There is a key point about the ownership of misery. We are allowed to laugh at how shit we are, but no one else is. My favourite Cambridge game is a goalless draw with Cardiff when they finished with eight men and we still couldn’t score. Luton fans are well within their rights to find a way of enjoying the pain if this season progresses as many expect, but balk at the idea of anyone else talking, writing or laughing about it.
Cheltenham sit at the bottom of League One. Played eight, scored nought. Not even a goal – although they do have a point. It must be crushing for the fans who go home and away – but what about a season where you didn’t even score? It would go down in folklore.
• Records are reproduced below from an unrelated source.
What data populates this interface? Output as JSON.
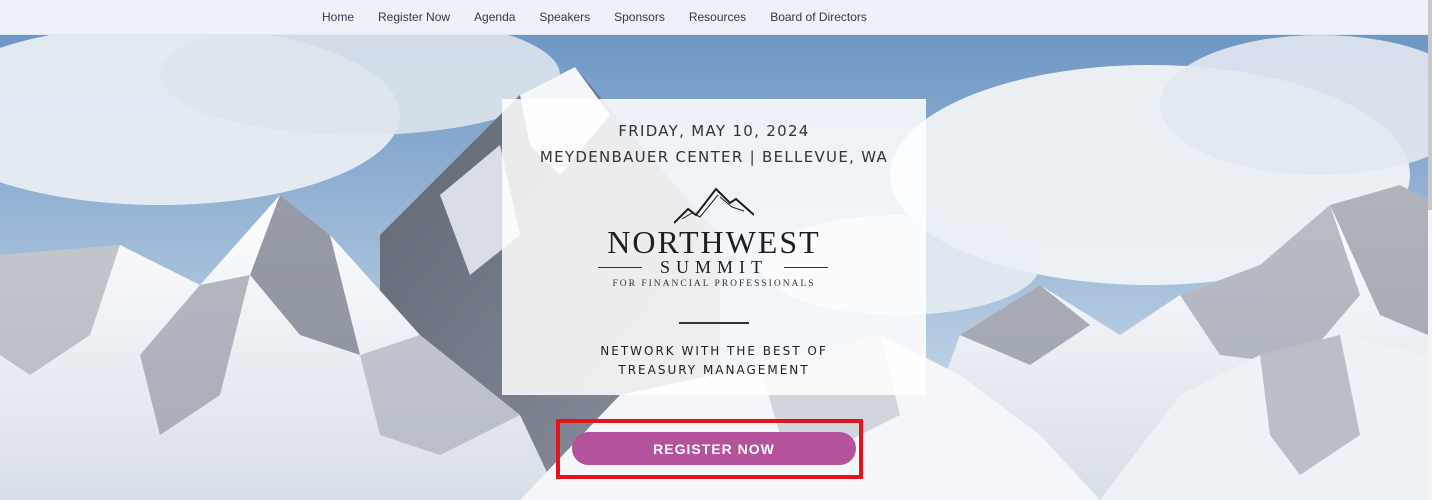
{
  "nav": {
    "items": [
      {
        "label": "Home"
      },
      {
        "label": "Register Now"
      },
      {
        "label": "Agenda"
      },
      {
        "label": "Speakers"
      },
      {
        "label": "Sponsors"
      },
      {
        "label": "Resources"
      },
      {
        "label": "Board of Directors"
      }
    ]
  },
  "hero": {
    "date": "FRIDAY, MAY 10, 2024",
    "venue": "MEYDENBAUER CENTER | BELLEVUE, WA",
    "logo": {
      "title": "NORTHWEST",
      "subtitle": "SUMMIT",
      "tagline": "FOR FINANCIAL PROFESSIONALS",
      "icon": "mountain-peaks-icon"
    },
    "tagline_line1": "NETWORK WITH THE BEST OF",
    "tagline_line2": "TREASURY MANAGEMENT",
    "register_label": "REGISTER NOW"
  },
  "colors": {
    "nav_bg": "#eef2f8",
    "button": "#b4529c",
    "highlight": "#e2141c",
    "sky": "#7aa0c8",
    "snow": "#f2f4f8"
  }
}
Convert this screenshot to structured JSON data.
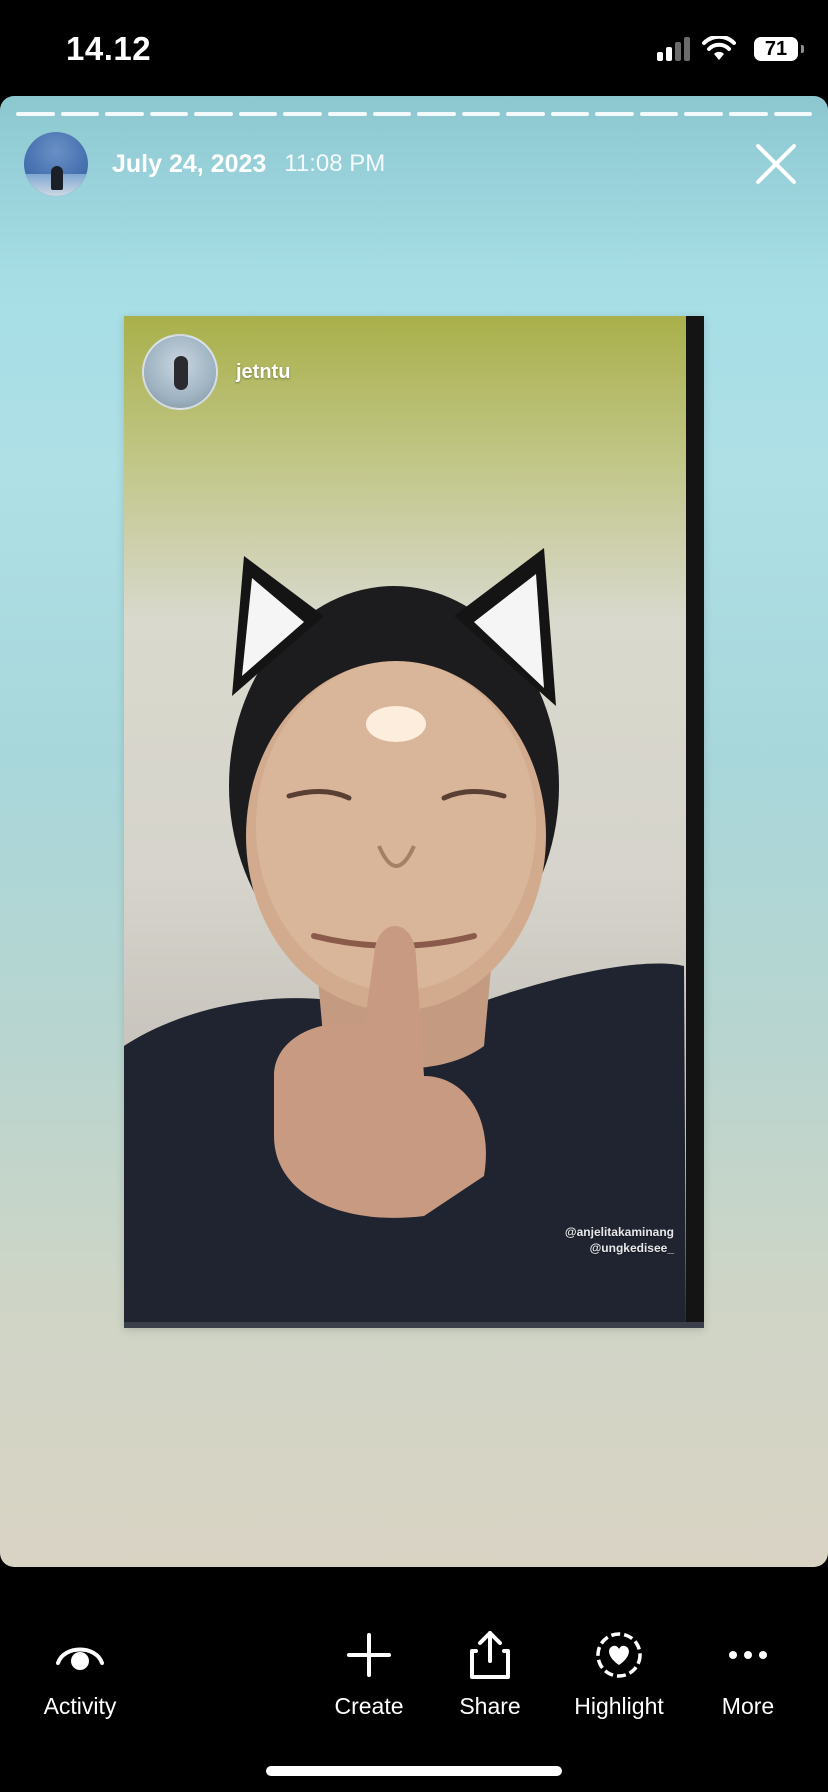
{
  "status_bar": {
    "time": "14.12",
    "battery": "71"
  },
  "story": {
    "date": "July 24, 2023",
    "time": "11:08 PM",
    "progress_segments": 18
  },
  "shared_post": {
    "username": "jetntu",
    "credit_lines": [
      "@anjelitakaminang",
      "@ungkedisee_"
    ]
  },
  "toolbar": {
    "activity_label": "Activity",
    "create_label": "Create",
    "share_label": "Share",
    "highlight_label": "Highlight",
    "more_label": "More"
  },
  "icons": {
    "close": "close-icon",
    "activity": "eye-icon",
    "create": "plus-icon",
    "share": "share-icon",
    "highlight": "heart-circle-icon",
    "more": "more-dots-icon"
  }
}
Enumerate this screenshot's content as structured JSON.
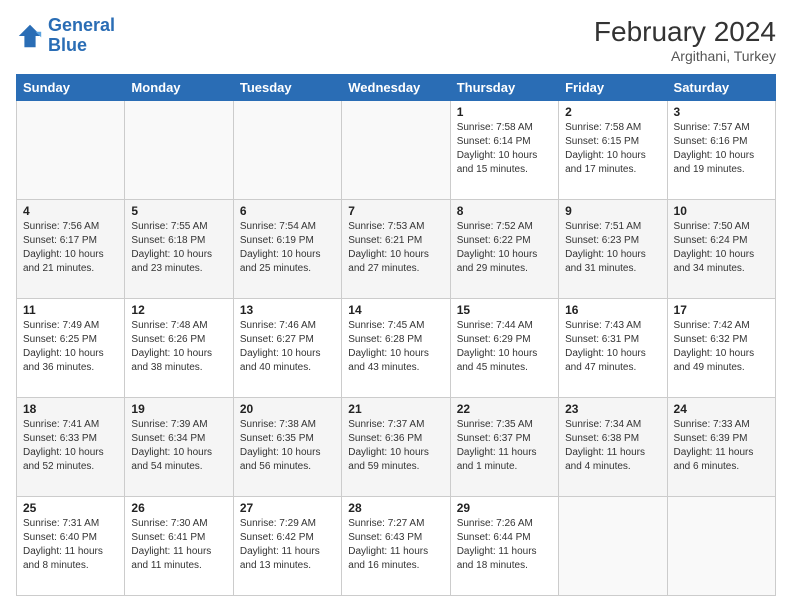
{
  "header": {
    "logo_line1": "General",
    "logo_line2": "Blue",
    "title": "February 2024",
    "subtitle": "Argithani, Turkey"
  },
  "weekdays": [
    "Sunday",
    "Monday",
    "Tuesday",
    "Wednesday",
    "Thursday",
    "Friday",
    "Saturday"
  ],
  "weeks": [
    [
      {
        "day": "",
        "info": ""
      },
      {
        "day": "",
        "info": ""
      },
      {
        "day": "",
        "info": ""
      },
      {
        "day": "",
        "info": ""
      },
      {
        "day": "1",
        "info": "Sunrise: 7:58 AM\nSunset: 6:14 PM\nDaylight: 10 hours\nand 15 minutes."
      },
      {
        "day": "2",
        "info": "Sunrise: 7:58 AM\nSunset: 6:15 PM\nDaylight: 10 hours\nand 17 minutes."
      },
      {
        "day": "3",
        "info": "Sunrise: 7:57 AM\nSunset: 6:16 PM\nDaylight: 10 hours\nand 19 minutes."
      }
    ],
    [
      {
        "day": "4",
        "info": "Sunrise: 7:56 AM\nSunset: 6:17 PM\nDaylight: 10 hours\nand 21 minutes."
      },
      {
        "day": "5",
        "info": "Sunrise: 7:55 AM\nSunset: 6:18 PM\nDaylight: 10 hours\nand 23 minutes."
      },
      {
        "day": "6",
        "info": "Sunrise: 7:54 AM\nSunset: 6:19 PM\nDaylight: 10 hours\nand 25 minutes."
      },
      {
        "day": "7",
        "info": "Sunrise: 7:53 AM\nSunset: 6:21 PM\nDaylight: 10 hours\nand 27 minutes."
      },
      {
        "day": "8",
        "info": "Sunrise: 7:52 AM\nSunset: 6:22 PM\nDaylight: 10 hours\nand 29 minutes."
      },
      {
        "day": "9",
        "info": "Sunrise: 7:51 AM\nSunset: 6:23 PM\nDaylight: 10 hours\nand 31 minutes."
      },
      {
        "day": "10",
        "info": "Sunrise: 7:50 AM\nSunset: 6:24 PM\nDaylight: 10 hours\nand 34 minutes."
      }
    ],
    [
      {
        "day": "11",
        "info": "Sunrise: 7:49 AM\nSunset: 6:25 PM\nDaylight: 10 hours\nand 36 minutes."
      },
      {
        "day": "12",
        "info": "Sunrise: 7:48 AM\nSunset: 6:26 PM\nDaylight: 10 hours\nand 38 minutes."
      },
      {
        "day": "13",
        "info": "Sunrise: 7:46 AM\nSunset: 6:27 PM\nDaylight: 10 hours\nand 40 minutes."
      },
      {
        "day": "14",
        "info": "Sunrise: 7:45 AM\nSunset: 6:28 PM\nDaylight: 10 hours\nand 43 minutes."
      },
      {
        "day": "15",
        "info": "Sunrise: 7:44 AM\nSunset: 6:29 PM\nDaylight: 10 hours\nand 45 minutes."
      },
      {
        "day": "16",
        "info": "Sunrise: 7:43 AM\nSunset: 6:31 PM\nDaylight: 10 hours\nand 47 minutes."
      },
      {
        "day": "17",
        "info": "Sunrise: 7:42 AM\nSunset: 6:32 PM\nDaylight: 10 hours\nand 49 minutes."
      }
    ],
    [
      {
        "day": "18",
        "info": "Sunrise: 7:41 AM\nSunset: 6:33 PM\nDaylight: 10 hours\nand 52 minutes."
      },
      {
        "day": "19",
        "info": "Sunrise: 7:39 AM\nSunset: 6:34 PM\nDaylight: 10 hours\nand 54 minutes."
      },
      {
        "day": "20",
        "info": "Sunrise: 7:38 AM\nSunset: 6:35 PM\nDaylight: 10 hours\nand 56 minutes."
      },
      {
        "day": "21",
        "info": "Sunrise: 7:37 AM\nSunset: 6:36 PM\nDaylight: 10 hours\nand 59 minutes."
      },
      {
        "day": "22",
        "info": "Sunrise: 7:35 AM\nSunset: 6:37 PM\nDaylight: 11 hours\nand 1 minute."
      },
      {
        "day": "23",
        "info": "Sunrise: 7:34 AM\nSunset: 6:38 PM\nDaylight: 11 hours\nand 4 minutes."
      },
      {
        "day": "24",
        "info": "Sunrise: 7:33 AM\nSunset: 6:39 PM\nDaylight: 11 hours\nand 6 minutes."
      }
    ],
    [
      {
        "day": "25",
        "info": "Sunrise: 7:31 AM\nSunset: 6:40 PM\nDaylight: 11 hours\nand 8 minutes."
      },
      {
        "day": "26",
        "info": "Sunrise: 7:30 AM\nSunset: 6:41 PM\nDaylight: 11 hours\nand 11 minutes."
      },
      {
        "day": "27",
        "info": "Sunrise: 7:29 AM\nSunset: 6:42 PM\nDaylight: 11 hours\nand 13 minutes."
      },
      {
        "day": "28",
        "info": "Sunrise: 7:27 AM\nSunset: 6:43 PM\nDaylight: 11 hours\nand 16 minutes."
      },
      {
        "day": "29",
        "info": "Sunrise: 7:26 AM\nSunset: 6:44 PM\nDaylight: 11 hours\nand 18 minutes."
      },
      {
        "day": "",
        "info": ""
      },
      {
        "day": "",
        "info": ""
      }
    ]
  ]
}
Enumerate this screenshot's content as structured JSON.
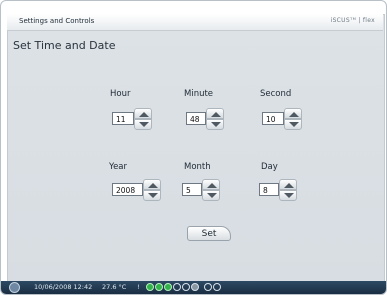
{
  "window": {
    "title": "Settings and Controls",
    "brand": "iSCUSᵀᴹ | flex"
  },
  "page": {
    "heading": "Set Time and Date"
  },
  "time": {
    "hour_label": "Hour",
    "hour_value": "11",
    "minute_label": "Minute",
    "minute_value": "48",
    "second_label": "Second",
    "second_value": "10"
  },
  "date": {
    "year_label": "Year",
    "year_value": "2008",
    "month_label": "Month",
    "month_value": "5",
    "day_label": "Day",
    "day_value": "8"
  },
  "actions": {
    "set_label": "Set"
  },
  "statusbar": {
    "datetime": "10/06/2008 12:42",
    "temperature": "27.6 °C",
    "separator": "!"
  }
}
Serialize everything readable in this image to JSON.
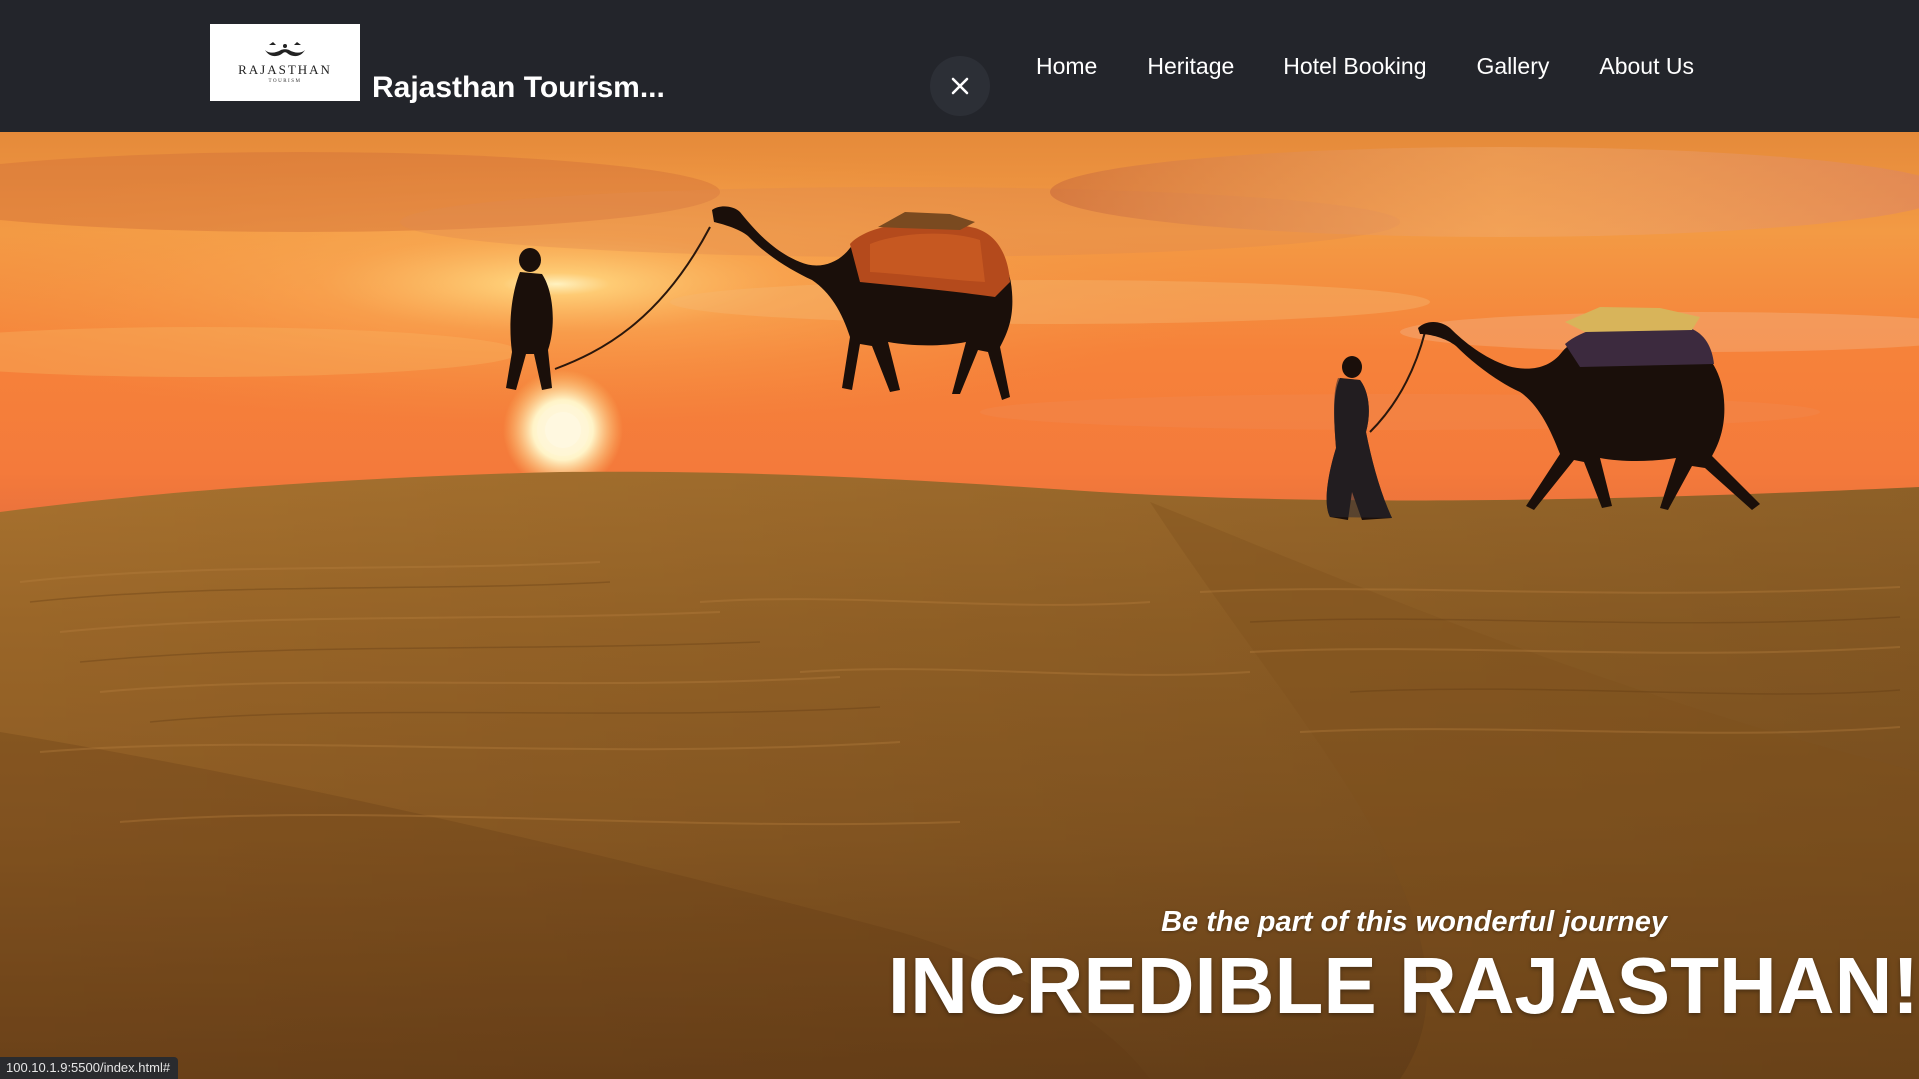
{
  "header": {
    "logo": {
      "main_text": "RAJASTHAN",
      "sub_text": "TOURISM",
      "icon": "mustache-crown-logo-icon"
    },
    "brand_title": "Rajasthan Tourism...",
    "close_icon": "close-icon",
    "nav": [
      {
        "label": "Home"
      },
      {
        "label": "Heritage"
      },
      {
        "label": "Hotel Booking"
      },
      {
        "label": "Gallery"
      },
      {
        "label": "About Us"
      }
    ]
  },
  "hero": {
    "image_subject": "desert-sunset-camels-photo",
    "tagline": "Be the part of this wonderful journey",
    "headline": "INCREDIBLE RAJASTHAN!"
  },
  "status_bar": {
    "url": "100.10.1.9:5500/index.html#"
  },
  "colors": {
    "navbar_bg": "#23252b",
    "text_primary": "#ffffff",
    "sky_top": "#f08a38",
    "sun_glow": "#ffd27a",
    "sand": "#9b6a2c"
  }
}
And the day when finally your big No 9 bundles one in from close range, it would be incredible.
When I brought the nought points idea up on the Guardian Football Weekly, a listener, Aaron, responded that “the most objectively funny total is not 0, but 3. Still terrible, feel absolutely awful by the end, but imagine any time you play that one team you beat from now until the end of time!”
And maybe that’s right. Despite everything being against them, Luton will win a game this season, probably more – but the longer it goes, the more important to be there for that moment and that victory. Let’s hope it’s one of the big boys, under the lights at Kenilworth Road. Let’s hope they do the seemingly impossible and survive. But if it does end up LLLLLLLLLLLLLLLLLLLLLLLLLLLLLLLLLLLLLL in a weird way – maybe sometime in the future – it will be something to savour.